L’altra sera mi è venuto in mente, parlando di un caro amico venuto a mancare ancora giovane, di come si viveva semplicemente e genuinamente a Melito, ma, soprattutto, al Paese Vecchio, quartiere a me caro, essendovi nato e avendovi vissuto l'adolescenza.
Ai miei tempi di bambino, il Paese Vecchio penso fosse abitato da più o meno un migliaio di persone e le case (allora di meno) sembravano, messe tutte in fila, quasi tutte uguali.

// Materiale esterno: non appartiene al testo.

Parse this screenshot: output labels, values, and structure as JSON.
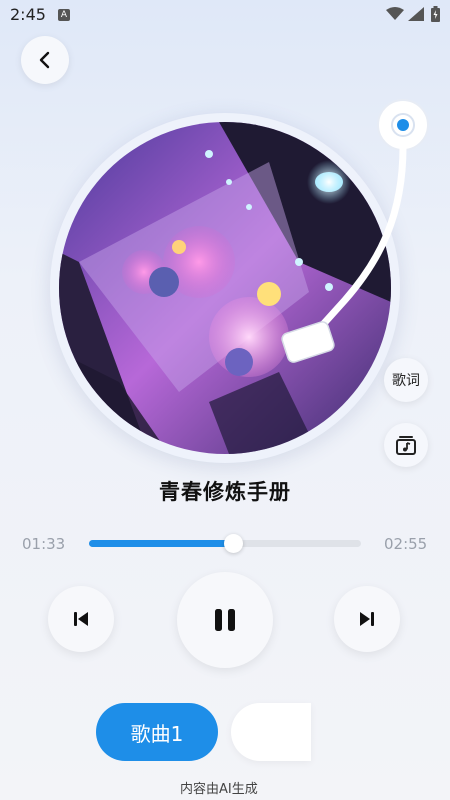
{
  "status_bar": {
    "time": "2:45",
    "badge": "A"
  },
  "header": {
    "back_icon": "chevron-left-icon"
  },
  "player": {
    "title": "青春修炼手册",
    "current_time": "01:33",
    "total_time": "02:55",
    "progress": 0.53,
    "lyrics_label": "歌词"
  },
  "controls": {
    "prev_icon": "skip-previous-icon",
    "play_icon": "pause-icon",
    "next_icon": "skip-next-icon"
  },
  "playlist": {
    "song_chip": "歌曲1"
  },
  "footer": {
    "ai_notice": "内容由AI生成"
  },
  "colors": {
    "accent": "#1e8ee8",
    "background": "#eef2f9"
  }
}
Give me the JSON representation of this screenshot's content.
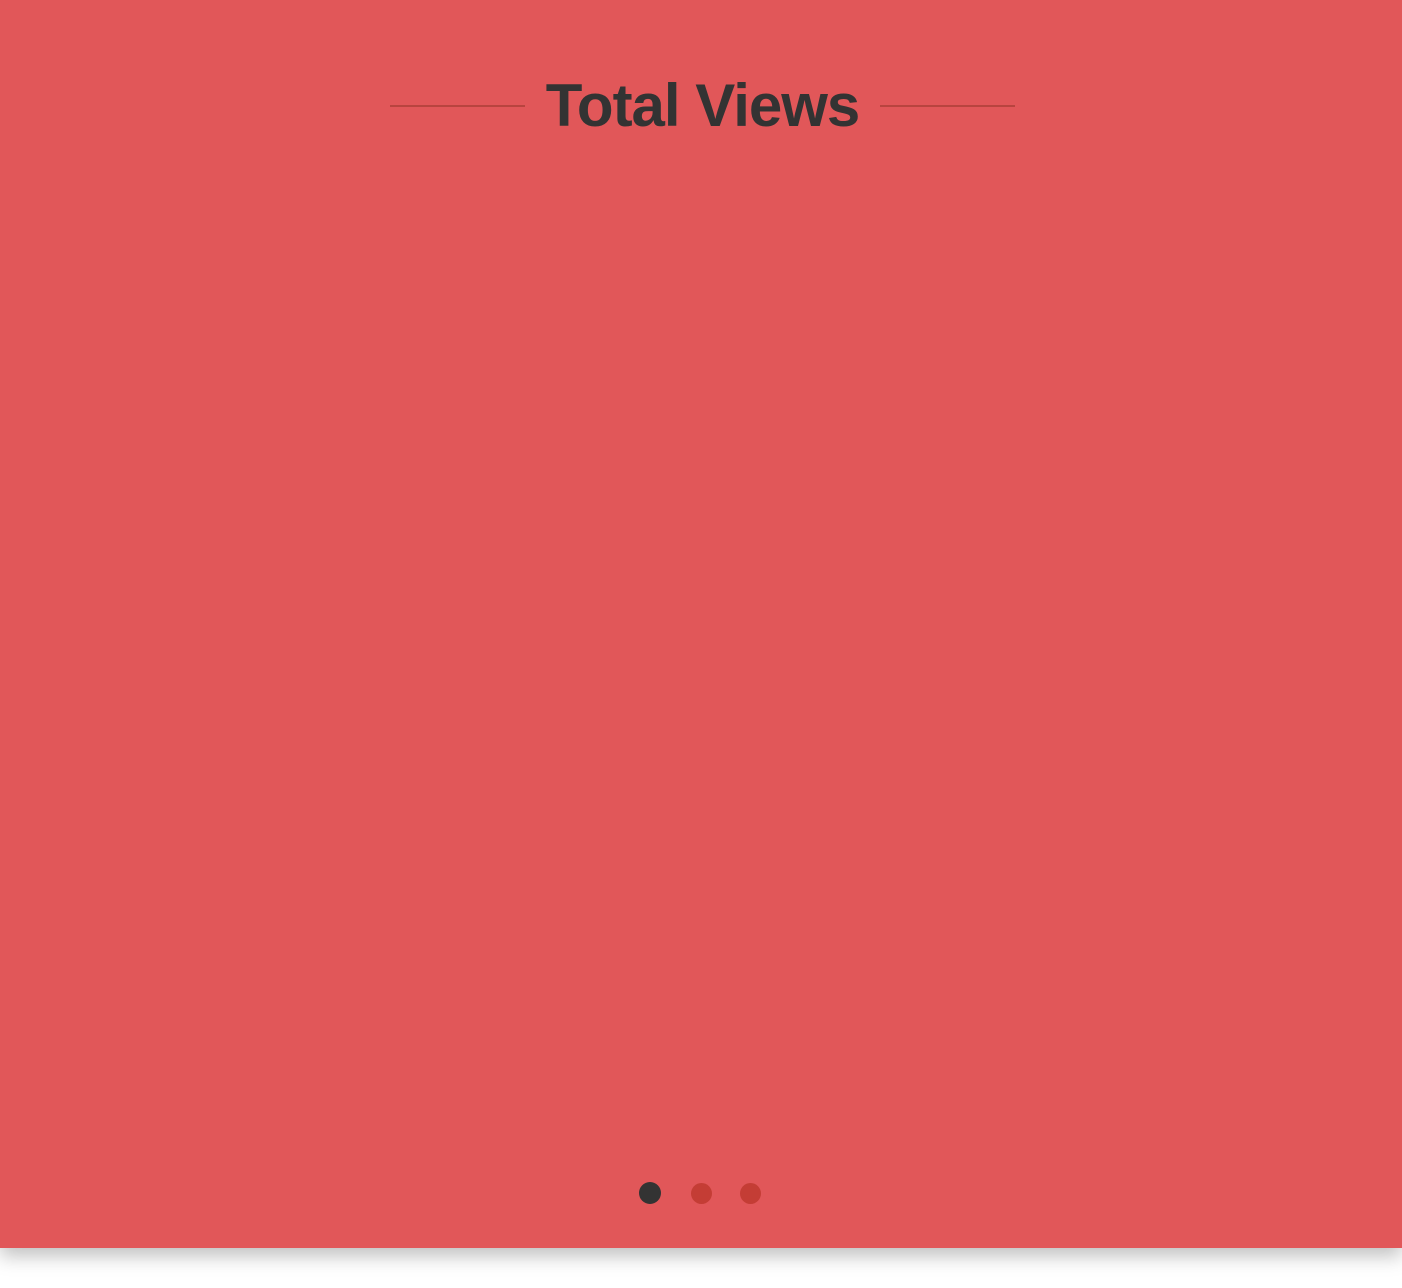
{
  "panel": {
    "title": "Total Views",
    "background_color": "#e15759",
    "title_color": "#333333",
    "rule_color": "#b8443f"
  },
  "pager": {
    "page_count": 3,
    "active_page": 1,
    "active_color": "#333333",
    "inactive_color": "#c43d35"
  }
}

Ricordo che a mezzogiorno in giro non c’era nessuno perchè eravamo tutti a casa intorno alla tavola.
Nella mia famiglia eravamo in nove e ogni giorno sembrava di essere in un asilo, tanto eravamo piccoli dato la differenza d’età minima.

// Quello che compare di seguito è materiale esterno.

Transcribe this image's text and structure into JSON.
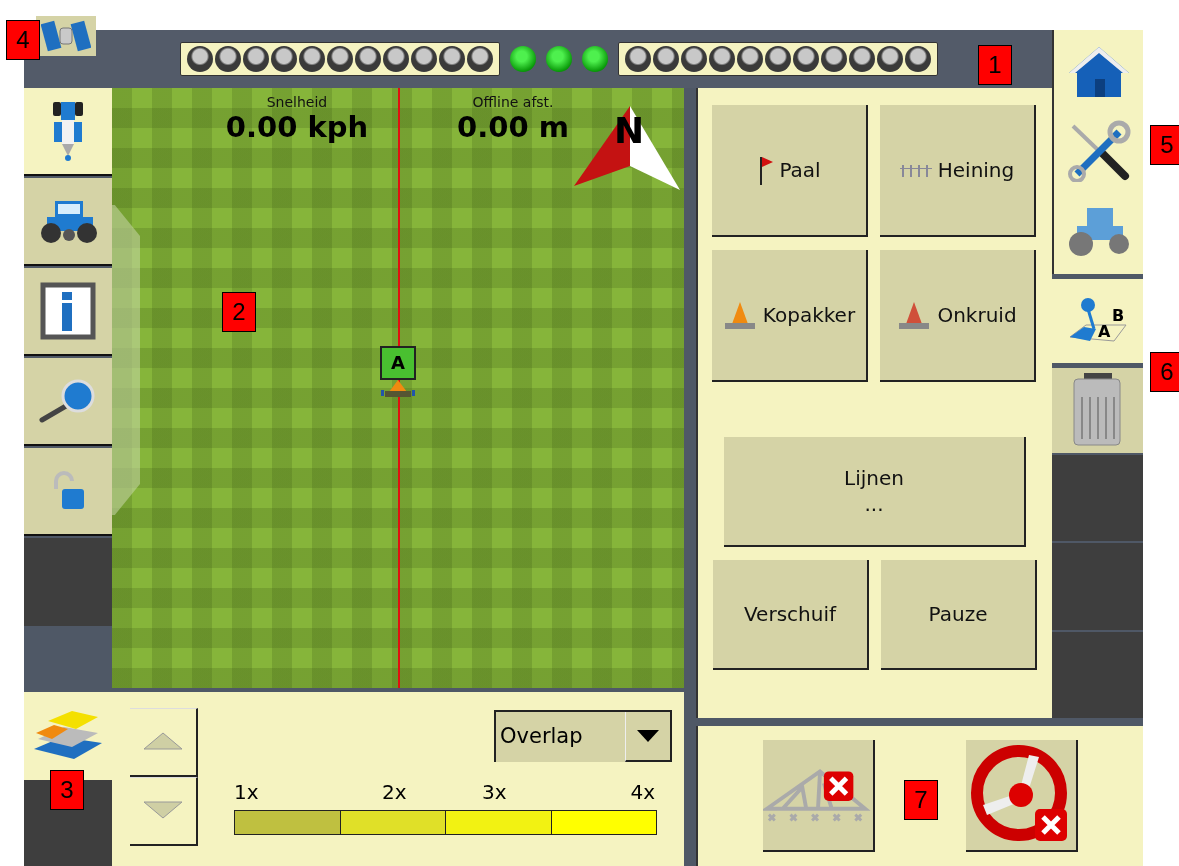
{
  "lightbar": {
    "left": [
      {
        "on": false
      },
      {
        "on": false
      },
      {
        "on": false
      },
      {
        "on": false
      },
      {
        "on": false
      },
      {
        "on": false
      },
      {
        "on": false
      },
      {
        "on": false
      },
      {
        "on": false
      },
      {
        "on": false
      },
      {
        "on": false
      }
    ],
    "center": [
      {
        "on": true
      },
      {
        "on": true
      },
      {
        "on": true
      }
    ],
    "right": [
      {
        "on": false
      },
      {
        "on": false
      },
      {
        "on": false
      },
      {
        "on": false
      },
      {
        "on": false
      },
      {
        "on": false
      },
      {
        "on": false
      },
      {
        "on": false
      },
      {
        "on": false
      },
      {
        "on": false
      },
      {
        "on": false
      }
    ]
  },
  "left_tabs": [
    {
      "kind": "implement",
      "selected": true
    },
    {
      "kind": "tractor",
      "selected": false
    },
    {
      "kind": "info",
      "selected": false
    },
    {
      "kind": "zoom",
      "selected": false
    },
    {
      "kind": "lock",
      "selected": false
    }
  ],
  "map": {
    "speed": {
      "label": "Snelheid",
      "value": "0.00 kph"
    },
    "offline": {
      "label": "Offline afst.",
      "value": "0.00 m"
    },
    "compass": "N",
    "vehicle_marker": "A"
  },
  "panel_buttons": [
    {
      "kind": "flag",
      "label": "Paal"
    },
    {
      "kind": "fence",
      "label": "Heining"
    },
    {
      "kind": "cone",
      "label": "Kopakker"
    },
    {
      "kind": "weed",
      "label": "Onkruid"
    },
    {
      "kind": "wide",
      "label": "Lijnen",
      "sublabel": "..."
    },
    {
      "kind": "plain",
      "label": "Verschuif"
    },
    {
      "kind": "plain",
      "label": "Pauze"
    }
  ],
  "right_tabs": [
    {
      "kind": "ab",
      "selected": true,
      "letters": [
        "A",
        "B"
      ]
    },
    {
      "kind": "module",
      "selected": false
    }
  ],
  "coverage": {
    "mode": "Overlap",
    "scale": [
      {
        "label": "1x",
        "color": "#bfc040"
      },
      {
        "label": "2x",
        "color": "#e0e028"
      },
      {
        "label": "3x",
        "color": "#f2f212"
      },
      {
        "label": "4x",
        "color": "#ffff00"
      }
    ]
  },
  "callouts": [
    "1",
    "2",
    "3",
    "4",
    "5",
    "6",
    "7"
  ]
}
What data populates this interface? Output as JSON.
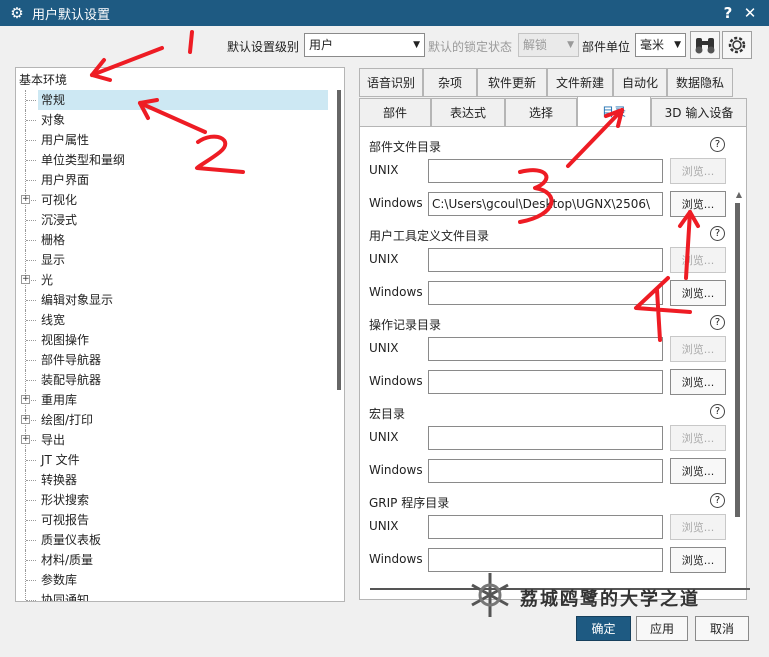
{
  "window": {
    "title": "用户默认设置",
    "help_glyph": "?",
    "close_glyph": "✕"
  },
  "toolbar": {
    "level_label": "默认设置级别",
    "level_value": "用户",
    "lock_label": "默认的锁定状态",
    "lock_value": "解锁",
    "unit_label": "部件单位",
    "unit_value": "毫米"
  },
  "tree": {
    "root": "基本环境",
    "items": [
      {
        "label": "常规",
        "expandable": false,
        "selected": true
      },
      {
        "label": "对象",
        "expandable": false
      },
      {
        "label": "用户属性",
        "expandable": false
      },
      {
        "label": "单位类型和量纲",
        "expandable": false
      },
      {
        "label": "用户界面",
        "expandable": false
      },
      {
        "label": "可视化",
        "expandable": true
      },
      {
        "label": "沉浸式",
        "expandable": false
      },
      {
        "label": "栅格",
        "expandable": false
      },
      {
        "label": "显示",
        "expandable": false
      },
      {
        "label": "光",
        "expandable": true
      },
      {
        "label": "编辑对象显示",
        "expandable": false
      },
      {
        "label": "线宽",
        "expandable": false
      },
      {
        "label": "视图操作",
        "expandable": false
      },
      {
        "label": "部件导航器",
        "expandable": false
      },
      {
        "label": "装配导航器",
        "expandable": false
      },
      {
        "label": "重用库",
        "expandable": true
      },
      {
        "label": "绘图/打印",
        "expandable": true
      },
      {
        "label": "导出",
        "expandable": true
      },
      {
        "label": "JT 文件",
        "expandable": false
      },
      {
        "label": "转换器",
        "expandable": false
      },
      {
        "label": "形状搜索",
        "expandable": false
      },
      {
        "label": "可视报告",
        "expandable": false
      },
      {
        "label": "质量仪表板",
        "expandable": false
      },
      {
        "label": "材料/质量",
        "expandable": false
      },
      {
        "label": "参数库",
        "expandable": false
      },
      {
        "label": "协同通知",
        "expandable": false
      }
    ]
  },
  "tabs": {
    "row1": [
      "语音识别",
      "杂项",
      "软件更新",
      "文件新建",
      "自动化",
      "数据隐私"
    ],
    "row2": [
      "部件",
      "表达式",
      "选择",
      "目录",
      "3D 输入设备"
    ],
    "active": "目录"
  },
  "sections": [
    {
      "title": "部件文件目录",
      "unix": "",
      "windows": "C:\\Users\\gcoul\\Desktop\\UGNX\\2506\\"
    },
    {
      "title": "用户工具定义文件目录",
      "unix": "",
      "windows": ""
    },
    {
      "title": "操作记录目录",
      "unix": "",
      "windows": ""
    },
    {
      "title": "宏目录",
      "unix": "",
      "windows": ""
    },
    {
      "title": "GRIP 程序目录",
      "unix": "",
      "windows": ""
    }
  ],
  "labels": {
    "unix": "UNIX",
    "windows": "Windows",
    "browse": "浏览...",
    "help": "?"
  },
  "buttons": {
    "ok": "确定",
    "apply": "应用",
    "cancel": "取消"
  },
  "annotations": [
    "1",
    "2",
    "3",
    "4"
  ],
  "watermark": "荔城鸥鹭的大学之道",
  "colors": {
    "titlebar": "#1e5a82",
    "selected": "#cde8f3",
    "active_tab_text": "#1e6fb0",
    "annotation": "#ee1c24"
  }
}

Dal mio prozio Costantino, lo zio di mio padre che aveva anche la stalla, d’inverno eravamo tutti dentro a sgranocchiare granturco, a giocare a carte, a riscaldarsi, perché allora faceva più freddo, oltre che con il braciere anche con il respiro del vitello e della capra che mio zio ogni anno pasceva per venderli alla fiera di Porto Salvo, allora la più grande del circondario melitese.

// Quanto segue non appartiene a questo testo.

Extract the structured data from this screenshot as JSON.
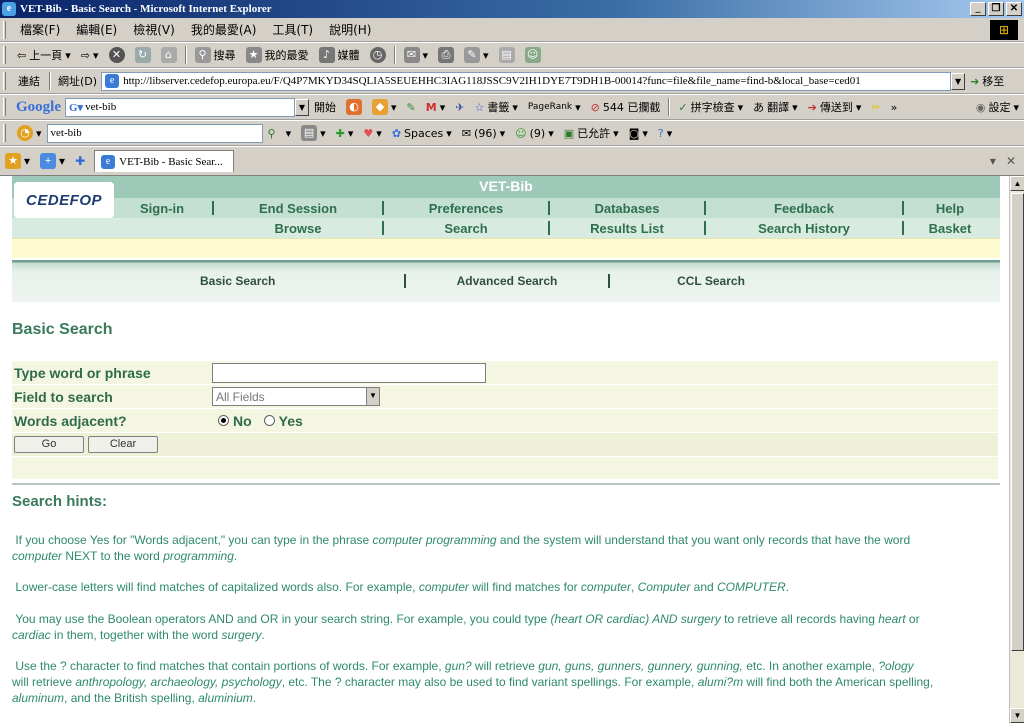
{
  "window": {
    "title": "VET-Bib - Basic Search - Microsoft Internet Explorer"
  },
  "menubar": {
    "items": [
      "檔案(F)",
      "編輯(E)",
      "檢視(V)",
      "我的最愛(A)",
      "工具(T)",
      "說明(H)"
    ]
  },
  "toolbar": {
    "back": "上一頁",
    "search": "搜尋",
    "favorites": "我的最愛",
    "media": "媒體"
  },
  "address": {
    "links_label": "連結",
    "label": "網址(D)",
    "url": "http://libserver.cedefop.europa.eu/F/Q4P7MKYD34SQLIA5SEUEHHC3IAG118JSSC9V2IH1DYE7T9DH1B-00014?func=file&file_name=find-b&local_base=ced01",
    "go": "移至"
  },
  "google_bar": {
    "logo": "Google",
    "query": "vet-bib",
    "search_btn": "開始",
    "bookmarks": "書籤",
    "pagerank": "PageRank",
    "blocked": "544 已攔截",
    "spellcheck": "拼字檢查",
    "translate": "翻譯",
    "send_to": "傳送到",
    "more": "»",
    "settings": "設定"
  },
  "live_bar": {
    "query": "vet-bib",
    "spaces": "Spaces",
    "mail_count": "(96)",
    "msn_count": "(9)",
    "allowed": "已允許"
  },
  "tab": {
    "title": "VET-Bib - Basic Sear..."
  },
  "site": {
    "logo": "CEDEFOP",
    "app_title": "VET-Bib",
    "nav_row1": [
      "Sign-in",
      "End Session",
      "Preferences",
      "Databases",
      "Feedback",
      "Help"
    ],
    "nav_row2": [
      "Browse",
      "Search",
      "Results List",
      "Search History",
      "Basket"
    ],
    "search_tabs": [
      "Basic Search",
      "Advanced Search",
      "CCL Search"
    ]
  },
  "form": {
    "heading": "Basic Search",
    "word_label": "Type word or phrase",
    "word_value": "",
    "field_label": "Field to search",
    "field_selected": "All Fields",
    "adjacent_label": "Words adjacent?",
    "adjacent_no": "No",
    "adjacent_yes": "Yes",
    "go": "Go",
    "clear": "Clear"
  },
  "hints": {
    "title": "Search hints:",
    "h1": [
      "If you choose Yes for \"Words adjacent,\" you can type in the phrase ",
      "computer programming",
      " and the system will understand that you want only records that have the word ",
      "computer",
      " NEXT to the word ",
      "programming",
      "."
    ],
    "h2": [
      "Lower-case letters will find matches of capitalized words also. For example, ",
      "computer",
      " will find matches for ",
      "computer",
      ", ",
      "Computer",
      " and ",
      "COMPUTER",
      "."
    ],
    "h3": [
      "You may use the Boolean operators AND and OR in your search string. For example, you could type ",
      "(heart OR cardiac) AND surgery",
      " to retrieve all records having ",
      "heart",
      " or ",
      "cardiac",
      " in them, together with the word ",
      "surgery",
      "."
    ],
    "h4": [
      "Use the ? character to find matches that contain portions of words. For example, ",
      "gun?",
      " will retrieve ",
      "gun, guns, gunners, gunnery, gunning,",
      " etc. In another example, ",
      "?ology",
      " will retrieve ",
      "anthropology, archaeology, psychology",
      ", etc. The ? character may also be used to find variant spellings. For example, ",
      "alumi?m",
      " will find both the American spelling, ",
      "aluminum",
      ", and the British spelling, ",
      "aluminium",
      "."
    ]
  },
  "colors": {
    "header_green": "#9ec9b8",
    "nav_text": "#2f6f4f",
    "hint_text": "#2e8a6a",
    "label_text": "#2e6b4a"
  }
}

Mio padre mi raccontava che tanti anni prima si era ricchi se si avevano due buoi e un cavallo, un carretto ed un carro per il trasporto dell’uva e del fieno che si vedevano ancora allora.
Dalle parti di mio zio, i cortili erano quasi tutti uguali e noi bambini scorazzavamo in mezzo alle galline e talvolta anche ai conigli.
Ricordo, con grande nostalgia, quando mio zio e mio padre e le sue sorelle preparavano il vino con l’uva della vigna che mio zio aveva in società con sua cognata, la zia Cata, come la chiamavamo, colona di una famiglia di Reggio della quale adesso non mi sovviene il nome.
C’era allora tanta allegria ma anche un gran movimento e si lavorava duro; anche noi bambini, tantissimi tra io e i miei fratelli, i cugini del Belgio, di Gallarate e di Milano che scherzando e cantando, insieme ai grandi ballavamo sui grappoli, scalzi, nelle tinozze nel largo davanti alla casa colonica fino a notte inoltrata, mezzanotte, più o meno.
E poi a lavarci le gambe con l’acqua calda a toglierci le bucce che ci rimanevano attaccate alle dita dei piedi, facendo un enorme baccano, di quanto ci divertavamo.
La zia Cata, nel pezzo di terra che aveva in dotazione, seminava anche il grano, i fagioli, piselli, pomodori, patate: un po’ di tutto insomma.
E non parliamo degli alberi di frutti di tutti i tipi che aveva e che per noi ragazzi erano la manna del cielo, certe volte attaccati agli alberi come le scimmie.
La cosa che mi piaceva di più, a quei tempi, era che ci conoscevamo tutti, essendo in un rione e noi giovanissimi davamo del “voi” agli anziani con più rispetto di adesso, e se c’era una ricorrenza o un decesso di qualcuno, eravamo tutti presenti, “randi, riddhi e picciriddhi”, come si soleva dire allora con più frequenza.
Era veramente un’altra cosa (rispetto ad ora che purtroppo non è più di moda) il fatto che ci conoscevamo tutti, ci davamo una mano l’un l’altro; ci si voleva bene, insomma.
E che tranquillità, che pace e che cordialità, cose che un pò adesso vanno scomparendo ad una velocità impressionante.
Ora, com’è sotto gli occhi di tutti, ci sono tutte le comodità. Ci si è arricchiti: cellulari, televisioni con parabole grandissime, computers, auto di lusso, eleganti ville.
Anch’io quasi mi annovero tra questi, a parte l’elegante villetta ed un’auto sportiva invece che di lusso.
Ci sono più case, poche vigne, il vino c’è sempre, quattro banche, tantissimi negozi.
Dove c’erano le stalle, lassù al Paese Vecchio, ora ci sono case nuove ed anche dei garage, da come ho notato ultimamente ed in più è stato, diciamo "abbellito", come il resto della città.
Il benessere, se così vogliamo chiamarlo, rispetto ad allora, ha cambiato la fisionomia del paese e, soprattutto, della gente.
Ho abitato in seguito al centro di Melito ed avevo notato che non eravamo più vicini come allora, neanche adesso per la verità e ognuno si faceva (e si fa) gli affari suoi.
Stabilire s’è meglio adesso o allora? Mah! Non saprei.
Io sono per il progresso, non esagerato tecnologicamente parlando, come ho detto, però ogni tanto ripensare ai miei e a tanta gente che tanto ha tribolato e lavorato mi fa salire un groppo alla gola e mi stringe tanto forte il cuore.